Georgia is very cautiously and attentively following the developments in Russia. It is not a secret that many results for Georgia’s future depends on the situation in Moscow. All analysts are almost unanimous that unless the administration is changed in Moscow, Georgia will not dream of getting back its occupied territories and Georgia’s membership application for NATO will continue to be problematic. There is one more option which could turn out tragically for Georgia – the Russian leadership can launch further aggression against Georgia. The president of Georgia, Mikheil Saakashvili, already commented on developments in Russia, expressing his sympathy towards the Russian people who fight against injustice. The victims of these injustices are not only the Russian population but the occupied regions as well. “In the 21st century there is no room for regimes which try to ignore the free choice of their people and in the neighbouring countries,” stated Saakashvili.

The Georgian president also predicted the end of the unfair system in Russia signifying that what is happening is the beginning of big processes which could end the system there. Many analysts worldwide also speculate about the collapse of the Russian ruling system. It has been said that this regime will not last for the 12 years that Putin appears to have planned for himself, though when exactly it might collapse is not clear for now.

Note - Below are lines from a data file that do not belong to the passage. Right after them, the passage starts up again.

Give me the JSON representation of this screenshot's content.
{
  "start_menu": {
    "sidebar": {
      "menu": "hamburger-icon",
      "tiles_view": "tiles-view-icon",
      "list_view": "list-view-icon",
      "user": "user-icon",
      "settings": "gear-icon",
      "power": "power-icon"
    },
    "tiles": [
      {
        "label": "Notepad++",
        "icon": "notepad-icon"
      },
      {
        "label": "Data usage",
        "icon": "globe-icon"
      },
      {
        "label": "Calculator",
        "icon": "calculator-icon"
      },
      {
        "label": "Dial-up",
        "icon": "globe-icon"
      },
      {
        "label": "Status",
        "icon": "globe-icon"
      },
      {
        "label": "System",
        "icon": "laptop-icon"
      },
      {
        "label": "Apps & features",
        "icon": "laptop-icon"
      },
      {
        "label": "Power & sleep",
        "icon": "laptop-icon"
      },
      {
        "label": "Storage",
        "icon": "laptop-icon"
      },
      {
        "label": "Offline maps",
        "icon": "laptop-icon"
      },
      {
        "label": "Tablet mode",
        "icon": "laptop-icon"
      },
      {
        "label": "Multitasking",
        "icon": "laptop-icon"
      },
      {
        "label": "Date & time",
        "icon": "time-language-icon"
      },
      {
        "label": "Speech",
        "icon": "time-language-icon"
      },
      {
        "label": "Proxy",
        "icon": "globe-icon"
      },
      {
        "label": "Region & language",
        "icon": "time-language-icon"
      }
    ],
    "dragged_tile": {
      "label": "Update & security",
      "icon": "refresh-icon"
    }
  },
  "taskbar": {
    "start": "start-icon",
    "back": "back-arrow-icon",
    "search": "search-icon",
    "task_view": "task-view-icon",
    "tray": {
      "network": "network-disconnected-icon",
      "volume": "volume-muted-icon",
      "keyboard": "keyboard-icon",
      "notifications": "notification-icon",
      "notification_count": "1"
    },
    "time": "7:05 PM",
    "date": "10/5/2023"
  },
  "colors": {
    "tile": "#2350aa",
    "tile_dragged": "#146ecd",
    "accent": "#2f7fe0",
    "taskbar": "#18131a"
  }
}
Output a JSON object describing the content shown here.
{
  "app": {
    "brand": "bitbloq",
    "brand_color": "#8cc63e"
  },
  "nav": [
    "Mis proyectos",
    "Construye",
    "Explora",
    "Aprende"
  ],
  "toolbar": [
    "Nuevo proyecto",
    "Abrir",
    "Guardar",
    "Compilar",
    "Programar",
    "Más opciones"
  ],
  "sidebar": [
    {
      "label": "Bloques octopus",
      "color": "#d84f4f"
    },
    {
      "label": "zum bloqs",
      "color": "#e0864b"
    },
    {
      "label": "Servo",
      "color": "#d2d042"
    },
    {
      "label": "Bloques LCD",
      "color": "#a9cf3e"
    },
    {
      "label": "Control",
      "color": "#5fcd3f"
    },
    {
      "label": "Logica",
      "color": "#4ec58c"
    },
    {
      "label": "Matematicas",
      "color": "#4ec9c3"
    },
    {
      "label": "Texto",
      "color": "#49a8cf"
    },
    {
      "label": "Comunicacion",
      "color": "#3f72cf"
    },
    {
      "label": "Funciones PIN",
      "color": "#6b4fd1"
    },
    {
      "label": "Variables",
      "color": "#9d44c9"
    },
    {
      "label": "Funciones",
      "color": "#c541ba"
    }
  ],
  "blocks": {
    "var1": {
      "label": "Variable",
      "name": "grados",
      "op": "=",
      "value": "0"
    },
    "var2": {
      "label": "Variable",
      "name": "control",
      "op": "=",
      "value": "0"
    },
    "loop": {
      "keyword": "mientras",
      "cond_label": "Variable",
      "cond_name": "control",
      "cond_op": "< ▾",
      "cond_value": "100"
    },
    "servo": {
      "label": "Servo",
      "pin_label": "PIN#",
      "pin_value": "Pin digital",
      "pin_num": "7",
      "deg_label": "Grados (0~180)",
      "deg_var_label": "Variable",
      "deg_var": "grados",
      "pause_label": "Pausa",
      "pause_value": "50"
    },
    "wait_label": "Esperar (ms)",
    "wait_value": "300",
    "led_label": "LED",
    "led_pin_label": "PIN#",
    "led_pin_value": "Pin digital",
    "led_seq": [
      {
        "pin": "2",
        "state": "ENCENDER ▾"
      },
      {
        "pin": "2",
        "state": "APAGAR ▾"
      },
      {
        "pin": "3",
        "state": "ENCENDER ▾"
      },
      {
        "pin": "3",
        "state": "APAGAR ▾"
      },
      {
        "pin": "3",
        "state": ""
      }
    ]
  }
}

Georgian analysts are concerned that if Russia collapses this would create threats for Georgia. Muslim fundamentalism could take hold in the North Caucasus and that could create uncertainty and instability in the entire Caucasus region. Georgia thus has no interest in the collapse and dismantlement of the Russian state. However, certainly, the best possible scenario for Tbilisi is for democratic changes to take place in Russia and a new government to come to power that condemns Russia’s aggression against Georgia and de-occupies Georgian territories. This looks for now like a distant hope. Despite the protests, the Kremlin maintains a firm grip on power and the Russian government will most likely work now to further block opposition, stem free media sources, and find convenient scapegoats for its own troubles. In terms of such scapegoats, Georgia must hope that it is not first in line.